As I detailed in an earlier mail, the world and city maps would become
more like the indoors areas too. You can meet travellers on the highways
and monsters on the side of them, there could be guards and storyline
characters (or even bandits in the seedier areas of town) inside the
actual city rather than just in the houses, the possibility of merchants
in the street, etc. 

Being able to concentrate on just one scale would be easier for
graphics too in the long run. They could be extended with more detail and
variation with some more time. And, the different scales always make some
things look out of place, like weapons on the ground in town, monsters in
town, as well as the actual players.
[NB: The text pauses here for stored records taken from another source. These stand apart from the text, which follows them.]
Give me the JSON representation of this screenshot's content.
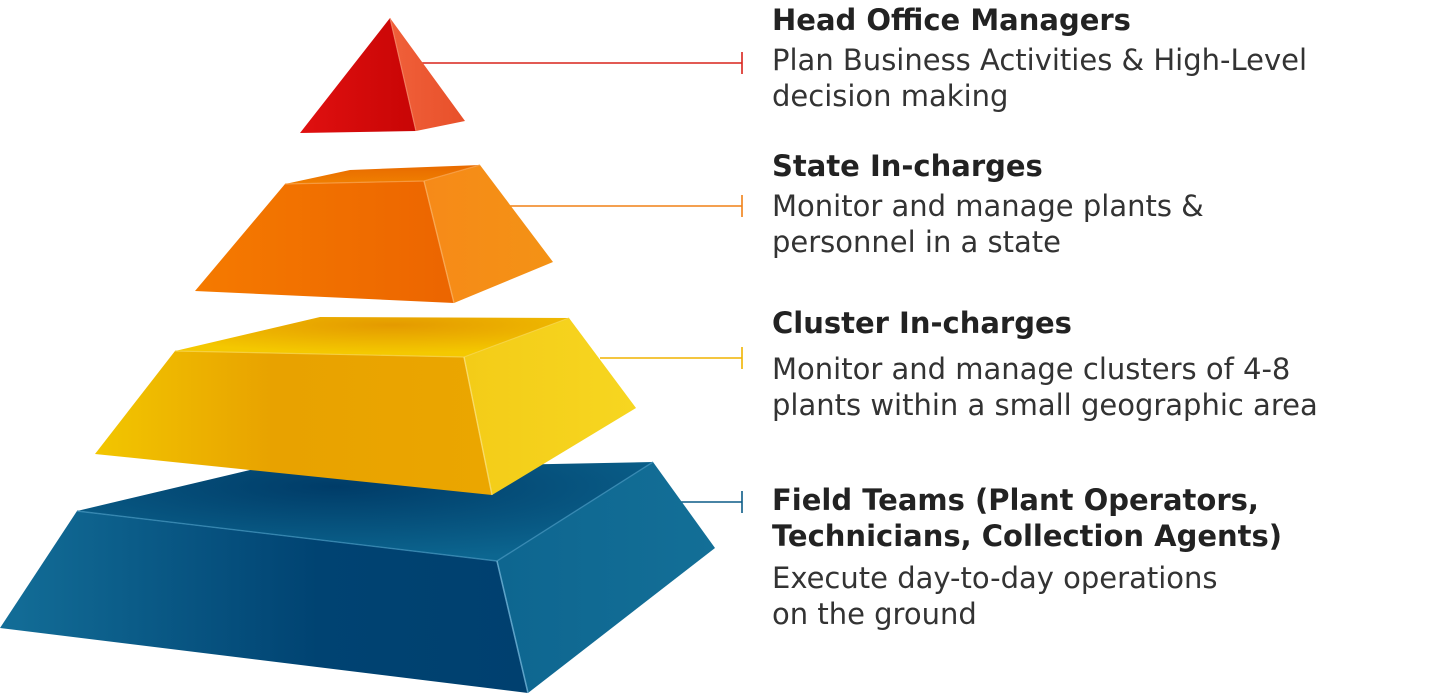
{
  "tiers": [
    {
      "id": "head-office",
      "title": "Head Office Managers",
      "description": "Plan Business Activities & High-Level\ndecision making",
      "color": "#d90e0e"
    },
    {
      "id": "state",
      "title": "State In-charges",
      "description": "Monitor and manage plants &\npersonnel in a state",
      "color": "#f07000"
    },
    {
      "id": "cluster",
      "title": "Cluster In-charges",
      "description": "Monitor and manage clusters of 4-8\nplants within a small geographic area",
      "color": "#f0b400"
    },
    {
      "id": "field",
      "title": "Field Teams (Plant Operators,\nTechnicians, Collection Agents)",
      "description": "Execute day-to-day operations\non the ground",
      "color": "#0b5b87"
    }
  ]
}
In addition to that, different scales
should be taken into context with speed and ranges, etc. Avoiding that
server complexity would be a good idea, imo.

Yes, all of this would be a lot of work, and it involves maps to a large
extent . But the basic problem of balancing and  direction is extremely
difficult. Currently I think we have sortof a lockup, where we cant
achieve any real balance because the maps are geared towards the way
things are now, so if we modify the server to a large degree to
accommodate a more adventure geared balance, and modify the monster
archetypes to be more similar to players, we have to modify the maps
anyway. And if we have to modify maps to such an extent we might as well
seriously consider the concepts and how the game should evolve.

Wether this should end up in a stable version 1.0 release of current
crossfire (which can continue to have maps and archetypes developed for 
that branch) and a subsequent branch split to the next generation
mapset/graphics/server/game direction or not I cant say. But I cant see a
good way to get from the current gamestyle to a more balanced
adventure/exploration type of game that wont involve serious map changes
of the kind that will essentially require a complete restart and
reintegration-as-modified phase for the maps.